T stands for “Trust”

Last week I set the stage for our five part “Mini-series” beginning today that I call “Staying on TRACK” for richer, more fulfilling relationships.

Trust is truly the kingpin when it comes to relationships. When trust is high, decisions are made quickly and easily. When trust is low, business suffers.  I’ve worked with a few clients that for a variety of reasons, had lost the trust of their people. It’s tough to rebuild.

Low trust destroys morale and productivity. It costs an organization in so many ways — poor performance, absenteeism, bad-mouthing to customers, politics, even theft. In low trust organizations, energy is often diverted from the job at hand to “CYA” activities, gossip, frustration and anger. The worst part, I think, is the loss of the employees’ full engagement in the company’s mission. It’s nearly impossible for disengaged employees to engage customers, make them happy, and get them excited to come back.

It takes a long time to rebuild trust.  It’s a slow, cumulative process that involves the deliberate rebuilding of “emotional bank accounts” a little at a time. It’s not for the faint of heart; it requires that you scrutinize your own actions to see how they contribute to the lack of trust.


It also requires discipline, skillful communications, and a balance of strength and compassion to create a safe enough environment where you can “call” people on their contributions to the problem in such a way that they don’t become defensive or shut down. And that means really understanding what their strengths are and calling on those very strengths for a say in a solution. 

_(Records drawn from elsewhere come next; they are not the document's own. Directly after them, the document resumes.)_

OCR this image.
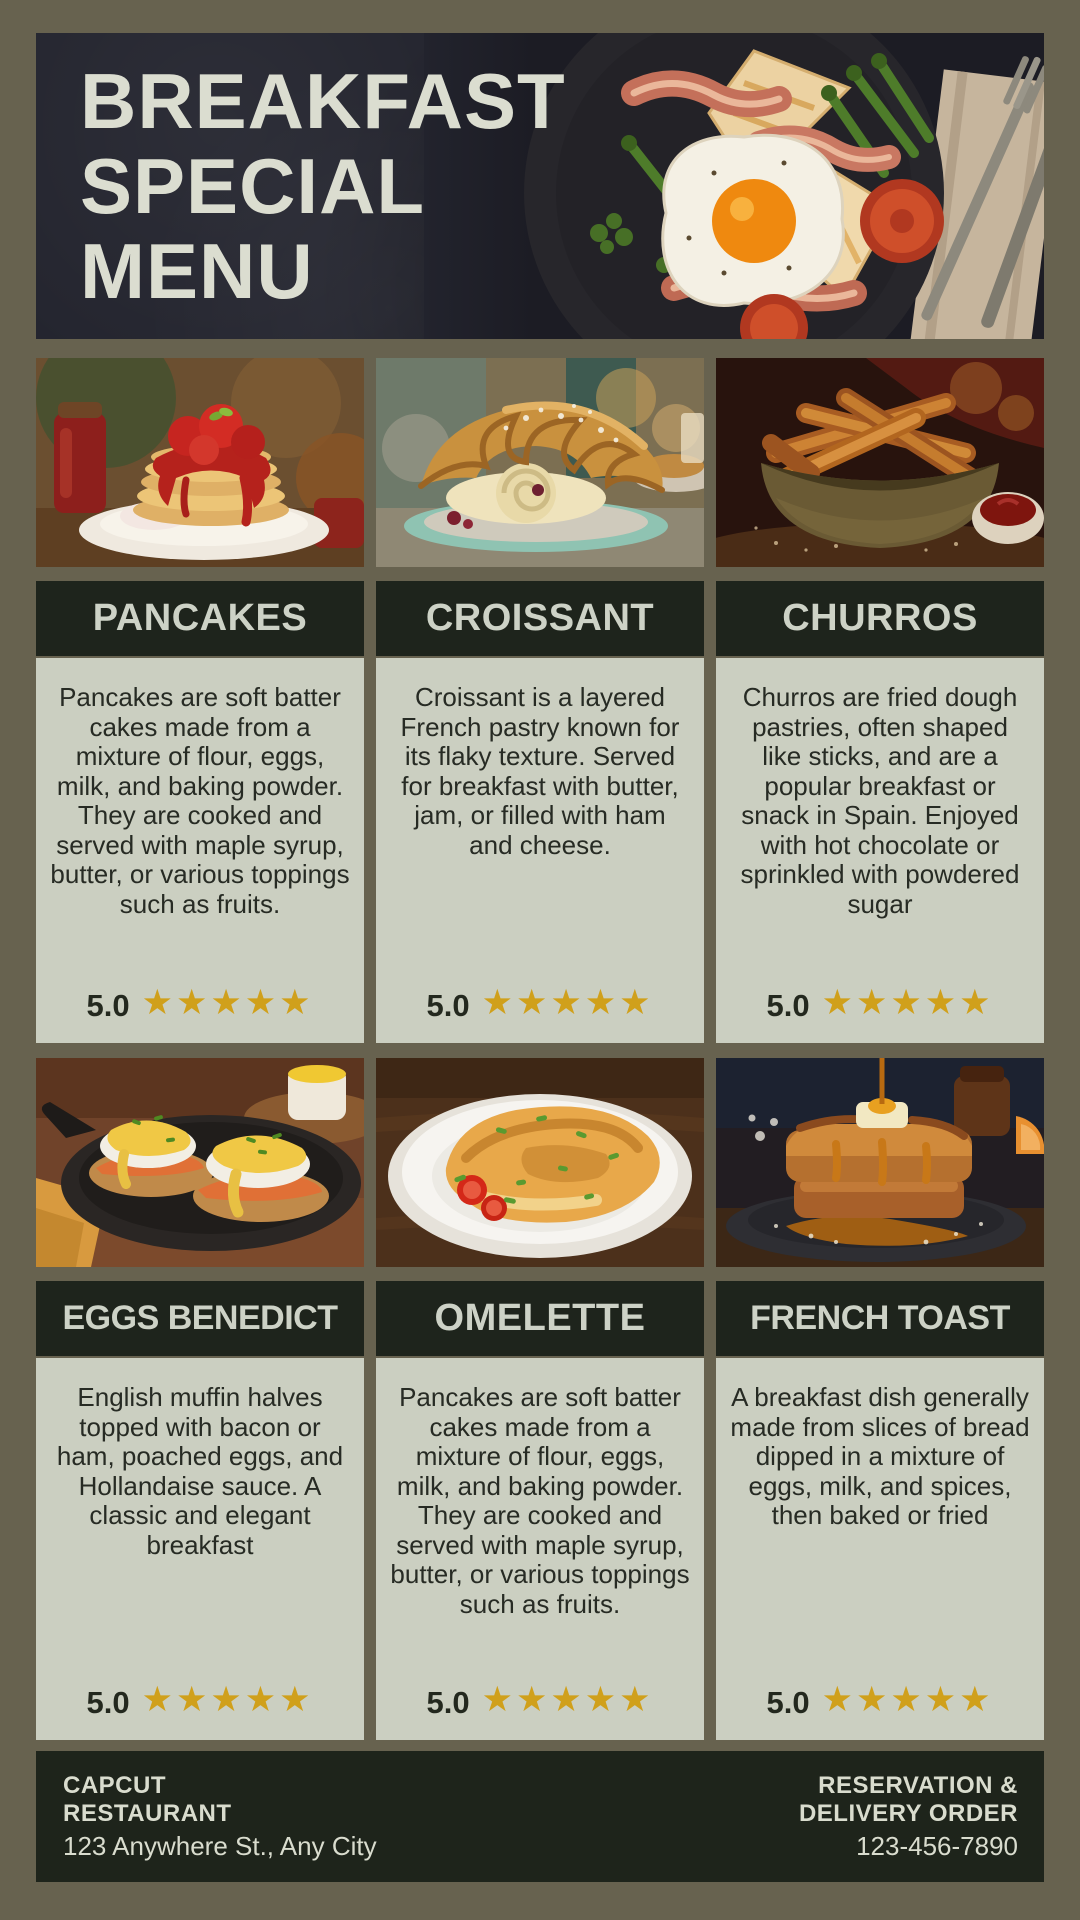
BREAKFAST
SPECIAL
MENU
PANCAKES
Pancakes are soft batter cakes made from a mixture of flour, eggs, milk, and baking powder. They are cooked and served with maple syrup, butter, or various toppings such as fruits.
5.0 ★★★★★
CROISSANT
Croissant is a layered French pastry known for its flaky texture. Served for breakfast with butter, jam, or filled with ham and cheese.
5.0 ★★★★★
CHURROS
Churros are fried dough pastries, often shaped like sticks, and are a popular breakfast or snack in Spain. Enjoyed with hot chocolate or sprinkled with powdered sugar
5.0 ★★★★★
EGGS BENEDICT
English muffin halves topped with bacon or ham, poached eggs, and Hollandaise sauce. A classic and elegant breakfast
5.0 ★★★★★
OMELETTE
Pancakes are soft batter cakes made from a mixture of flour, eggs, milk, and baking powder. They are cooked and served with maple syrup, butter, or various toppings such as fruits.
5.0 ★★★★★
FRENCH TOAST
A breakfast dish generally made from slices of bread dipped in a mixture of eggs, milk, and spices, then baked or fried
5.0 ★★★★★
CAPCUT
RESTAURANT
123 Anywhere St., Any City
RESERVATION &
DELIVERY ORDER
123-456-7890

While building or rebuilding trust it’s important to let people know what’s going on throughout the process. This means both good news and bad – the news that reflects both well and poorly on the leadership team. It’s important to talk openly and honestly about the health and vitality of the company, the real challenges it faces and how everyone feels about it. 


Building trust is a moment by moment thing. When the other knows we are for-their-good, trust builds naturally and easily. When people know we care about them, they tend to care back.  We build “emotional bank accounts” with each other simultaneously. Shared moments of “Positivity Resonance” build strong connections.  


So “How to build trust?” Here’s my “daily dozen” suggestions:  


  1. Know that it’s okay not to know all the answers right now. Great positive leadership today is more about asking good questions than it is having all the answers.
  1. Communicate frequently about what you are doing as a leadership team to create a Vision of the future – the big picture.
  1. Ask for input on the Vision of the future and allow people to help create it. Minimize fear, encourage faith and realistic optimism.
  1. Connect the big picture to the changes you are making in their everyday world. Tell the truth. People want to know where they are going, why they are asked to do certain things in a certain way, and how their jobs contribute to the organization as a whole. (This point is even more important today than it was years ago. People want to know how the vision contributes to the common good.)
  1. Communicate openly without judgments, blame, cynicism or criticisms. Listen actively. Be sincere. Learn from and admit your mistakes.
  1. Tell the truth kindly, not “brutally.”
  1. Give feedback that is specific and useful. Encourage the heart.
  1. Make good on promises – do what you say you are going to do.
  1. Be as consistent as you can be in your behavior. The more you use your emotional intelligence the more others will feel that you are trustworthy.
  1. Put aside your self-interest for the good of the group. A person who is always self-serving is difficult to trust.
  1. Create a safe environment where people’s feelings count.  When a company and its leaders value people’s feelings, health, self-image, ideas and personal values, people feel safe.  When people are not afraid of being put down or laughed at in front of others, they are more apt to share their ideas and thoughts.

When people believe their input is appreciated they are more apt to participate and contribute. (And they are more likely to be more creative since positive emotion “broadens and builds” the brain activity.)

  1. Actively encourage participation and reinforce it positively. It’s great when you say, “I love it when you_______, it really makes our team rock because ________”

If the trust level in your company is already high, practicing this “daily dozen” will keep it that way. If the level of trust in your company is not quite where it needs to be, using these ideas as an everyday practice will help you rebuild it over time. Trust is essential to healthy, happy relationships.